Histological analysis

Sections of formalin-fixed, paraffin-embedded tissues (2 μm thick) were stained with Masson’s trichrome to assess fibrosis. Areas of interstitial fibrosis were assessed using Lumina Vision (Mitani, Osaka, Japan) by examining five randomly selected fields (100× magnification) of the cortex.

Western blot analysis

Sample collection and western blotting were performed as previously reported36,47 with the following primary antibodies: anti-VEGFA antibody (Abcam), mouse monoclonal anti-α-SMA (Sigma-Aldrich), rabbit monoclonal anti-TGF-β1 (Abcam), IDO1 polyclonal antibody (Proteintech, Rosemont, IL, USA), mouse monoclonal anti-Foxp3 (Abcam), rabbit polyclonal anti-CD4 (Abcam), and mouse monoclonal anti-GAPDH (Sigma-Aldrich). Horseradish peroxidase-conjugated goat anti-rabbit immunoglobulin G (Dako) or goat anti-mouse immunoglobulin G (Dako) were used as secondary antibodies. SuperSignal West Dura or Pico Systems (Thermo Fisher Scientific, Waltham, MA, USA) were used to detect signals. The intensity of each band was analyzed by ImageJ software and standardized to the level of GAPDH.

Preparation of conditioned medium

To generate conditioned medium (CM) from untreated MSCs (control MSCs-CM) and IFN-γ MSCs (IFN-γ MSCs-CM), human MSCs (3 × 105 cells/dish) were seeded in 10-cm dishes and cultured in DMEM containing 10% FBS. When the cells reached at least 70% confluence, the medium was replaced with fresh medium with or without 200 ng/mL recombinant human IFN-γ (PeproTech). After 48 h, the culture medium was replaced with DMEM containing 0.1% FBS, which was collected after 48 h.

Quantitative real-time polymerase chain reaction (qRT-PCR)

RNA extraction and real-time reverse-transcription PCR were conducted according to previously described methods47. Specific primers and probes for human IDO1 (assay ID: Hs00984148_m1), and human β-actin (assay ID: Hs99999903_m1) were obtained as TaqMan Gene Expression Assays (Applied Biosystems, Foster City, CA, USA). mRNA levels were normalized to the level of β-actin.

Enzyme-linked immunosorbent assay (ELISA)

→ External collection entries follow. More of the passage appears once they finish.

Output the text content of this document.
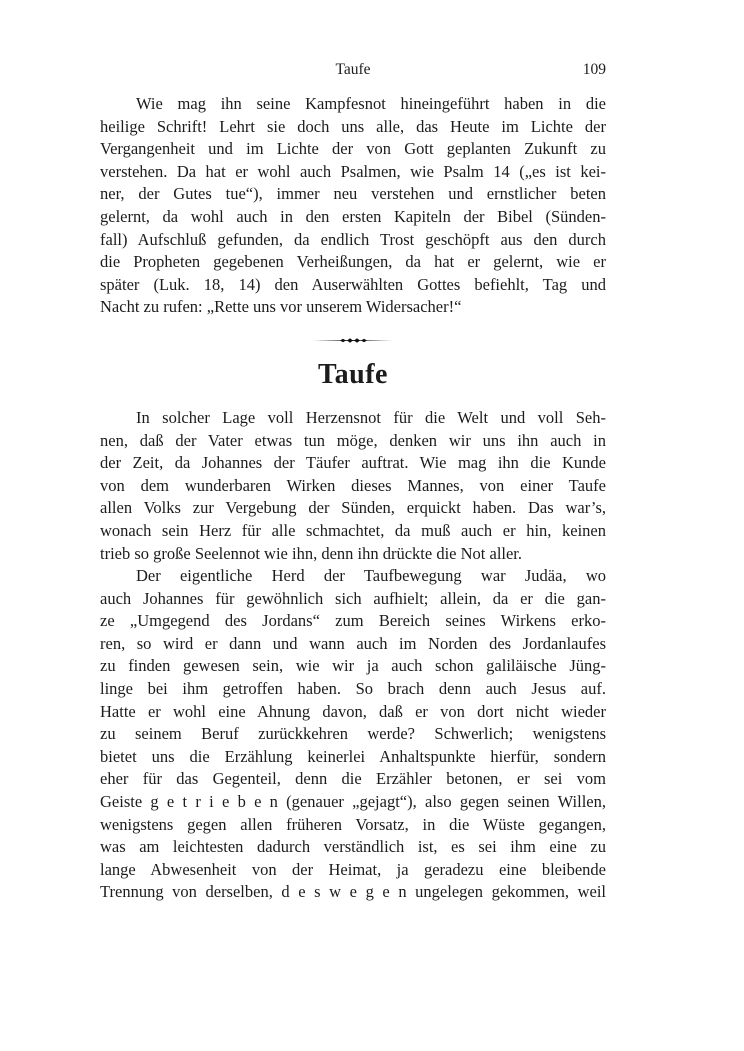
Taufe	109
Wie mag ihn seine Kampfesnot hineingeführt haben in die
heilige Schrift! Lehrt sie doch uns alle, das Heute im Lichte der
Vergangenheit und im Lichte der von Gott geplanten Zukunft zu
verstehen. Da hat er wohl auch Psalmen, wie Psalm 14 („es ist kei-
ner, der Gutes tue“), immer neu verstehen und ernstlicher beten
gelernt, da wohl auch in den ersten Kapiteln der Bibel (Sünden-
fall) Aufschluß gefunden, da endlich Trost geschöpft aus den durch
die Propheten gegebenen Verheißungen, da hat er gelernt, wie er
später (Luk. 18, 14) den Auserwählten Gottes befiehlt, Tag und
Nacht zu rufen: „Rette uns vor unserem Widersacher!“
Taufe
In solcher Lage voll Herzensnot für die Welt und voll Seh-
nen, daß der Vater etwas tun möge, denken wir uns ihn auch in
der Zeit, da Johannes der Täufer auftrat. Wie mag ihn die Kunde
von dem wunderbaren Wirken dieses Mannes, von einer Taufe
allen Volks zur Vergebung der Sünden, erquickt haben. Das war’s,
wonach sein Herz für alle schmachtet, da muß auch er hin, keinen
trieb so große Seelennot wie ihn, denn ihn drückte die Not aller.
Der eigentliche Herd der Taufbewegung war Judäa, wo
auch Johannes für gewöhnlich sich aufhielt; allein, da er die gan-
ze „Umgegend des Jordans“ zum Bereich seines Wirkens erko-
ren, so wird er dann und wann auch im Norden des Jordanlaufes
zu finden gewesen sein, wie wir ja auch schon galiläische Jüng-
linge bei ihm getroffen haben. So brach denn auch Jesus auf.
Hatte er wohl eine Ahnung davon, daß er von dort nicht wieder
zu seinem Beruf zurückkehren werde? Schwerlich; wenigstens
bietet uns die Erzählung keinerlei Anhaltspunkte hierfür, sondern
eher für das Gegenteil, denn die Erzähler betonen, er sei vom
Geiste g e t r i e b e n (genauer „gejagt“), also gegen seinen Willen,
wenigstens gegen allen früheren Vorsatz, in die Wüste gegangen,
was am leichtesten dadurch verständlich ist, es sei ihm eine zu
lange Abwesenheit von der Heimat, ja geradezu eine bleibende
Trennung von derselben, d e s w e g e n ungelegen gekommen, weil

ELISA analysis of IDO (R&D Systems, Minneapolis, MN, USA) was performed according to the manufacturer’s protocol. Concentrations were normalized to the total protein content.

Isolation of human naïve CD4 T cells

Human peripheral blood mononuclear cells (PBMCs; Biosciences, Berkeley, CA, USA) were suspended with the buffer formulated as MACS® BSA Stock Solution (Miltenyi, Bergisch Gladbach, NRW, Germany) and autoMACS® Rinsing Solution (Miltenyi). Cells were labelled with a Naïve CD4 + T Cell Isolation Kit II (Miltenyi) according to the manufacturer’s protocols. Naïve CD4-positive T cells were sorted by negative selection using LS columns (Miltenyi) and MidiMACS™ (Miltenyi), and then collected.

Regulatory T cell induction

Naïve CD4 T cells (1 × 106 cells/mL) were cultured in RPMI-1640 (Solarbio, Beijing, China) plus 0.1% FBS (Thermo Fisher Scientific) with MSCs-CM or IFN-γ MSCs-CM at a RPMI-1640:CM ratio of 1:1. Next, Dynabeads human T cell activator CD3/CD28 (Thermo Fisher Scientific) was added at a bead:cell ratio of 1:1, along with animal-free human recombinant IL-2 (ProteinTech) at a concentration of 300 IU/mL, and cells were incubated in a humidified CO2 incubator. The medium, IL-2, and beads were exchanged on day 3, and then cells were collected on day 5.

Transfection of IDO1 siRNA

MSCs were transfected with 20 nM siRNA against IDO1 (s7426, Applied Biosystems) or negative control siRNA (4390843, Applied Biosystems) using Lipofectamine 2000 Transfection Reagent (Thermo Fisher Scientific). After 24 h, transfected cells were washed and fresh complete medium was added. When cells reached 80% confluence, they were collected and subject to in vivo experiments.

Statistical analysis

Results are expressed as the mean ± standard deviations (S.D.). For multiple group comparisons, one-way ANOVA followed by Bonferroni’s post-hoc test was applied. Comparisons between two groups were analyzed by Student’s t-test. P < 0.05 was considered statistically significant.

Ethical approval and consent to participate

All experimental procedures were approved by the Institutional Animal Care and Use Committee of Hiroshima University (Permit Nos. A15-66 and A17-75).